En 2023, otra decisión judicial restableció la prohibición de la reelección, añadiendo una prohibición de reelección para mandatos no consecutivos, que no está establecida en la Constitución. Morales denunció que se trataba de una decisión políticamente motivada de un tribunal bajo la influencia de Arce, sin renunciar a su intención de volver a presentarse a las elecciones de 2025.
La fractura del MAS provocó una auténtica crisis institucional, que llevó al aplazamiento indefinido de las elecciones judiciales previstas inicialmente para 2023 y a un bloqueo parlamentario que obstaculiza las medidas para hacer frente a la crisis económica del país. Durante los dos primeros años de gobierno de Arce, Bolivia tuvo una de las tasas de inflación más bajas de América (poco más del 1% en 2022, a pesar de la guerra de Ucrania). Sin embargo, las cuantiosas reservas de divisas acumuladas durante los años de bonanza económica, basada en la exportación de hidrocarburos, ya se estaban agotando.
El impacto de la pandemia y el descenso de las ventas de gas, junto con el lento despegue del sector del litio, son los principales factores de la actual escasez de divisas, que pone en peligro la financiación necesaria para las cuantiosas subvenciones a los combustibles que concede el gobierno boliviano.

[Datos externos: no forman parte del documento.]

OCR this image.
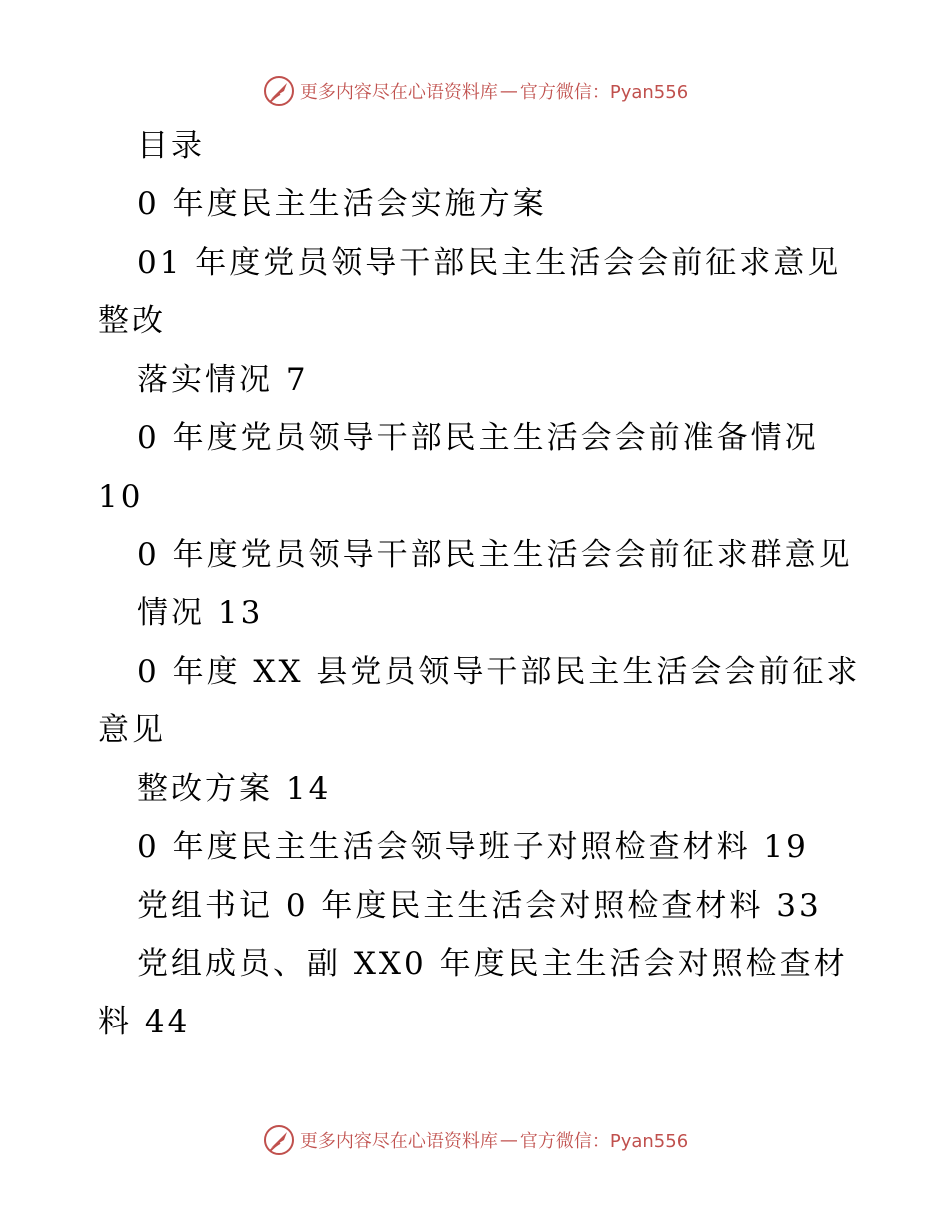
更多内容尽在心语资料库 — 官方微信：Pyan556
目录
0 年度民主生活会实施方案
01 年度党员领导干部民主生活会会前征求意见
整改
落实情况 7
0 年度党员领导干部民主生活会会前准备情况
10
0 年度党员领导干部民主生活会会前征求群意见
情况 13
0 年度 XX 县党员领导干部民主生活会会前征求
意见
整改方案 14
0 年度民主生活会领导班子对照检查材料 19
党组书记 0 年度民主生活会对照检查材料 33
党组成员、副 XX0 年度民主生活会对照检查材
料 44
更多内容尽在心语资料库 — 官方微信：Pyan556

Un posible recorte de estas subvenciones, combinado con el aumento de la inflación y la escasez de ciertos productos, sería un escenario desastroso para la economía boliviana y la popularidad del gobierno de Arce, que cayó al 18% en junio.
Un futuro incierto
En la actualidad, el MAS está desorganizado: carece de un candidato claro y podría producirse una batalla legal por el control del nombre del partido para las elecciones de 2025. La situación es tan caótica que ni siquiera está garantizada la organización regular de las primarias que por ley deben celebrar los partidos políticos para elegir a sus candidatos.
El intento de golpe de Zúñiga podría aumentar la simpatía popular por Arce a corto plazo. Sin embargo, no impulsará la reconciliación que el MAS y todo el país necesitan desesperadamente. La única buena noticia para la izquierda es que sus rivales conservadores tampoco están en buena forma.
El apoyo de las élites políticas conservadoras y liberales al golpe cívico-militar de 2019 acabó deslegitimando a la oposición, que nunca ha sido capaz de construir una alternativa sólida y atractiva al MAS. Hoy Áñez y Luis Fernando Camacho, uno de sus principales apoyos, están presos por su participación en la insurrección de 2019 y los partidos tradicionales no lograron construir nuevos liderazgos capaces de atraer el apoyo social mayoritario.
La única certeza es que la era de crecimiento económico y progreso social que siguió a la elección de Evo Morales en 2005 como primer presidente indígena de Bolivia ha llegado a su fin. El país andino, uno de los más pobres de Sudamérica, parece condenado a un largo periodo de inestabilidad política y fragilidad económica, lo que podría obligar al próximo gobierno, independientemente de su orientación política, a aplicar recortes presupuestarios. Las perspectivas de futuro parecen sombrías para un país que durante muchos años inspiró a la izquierda de la región por su capacidad para superar el neoliberalismo y hacer justicia a la mayoría indígena tras siglos de racismo estructural.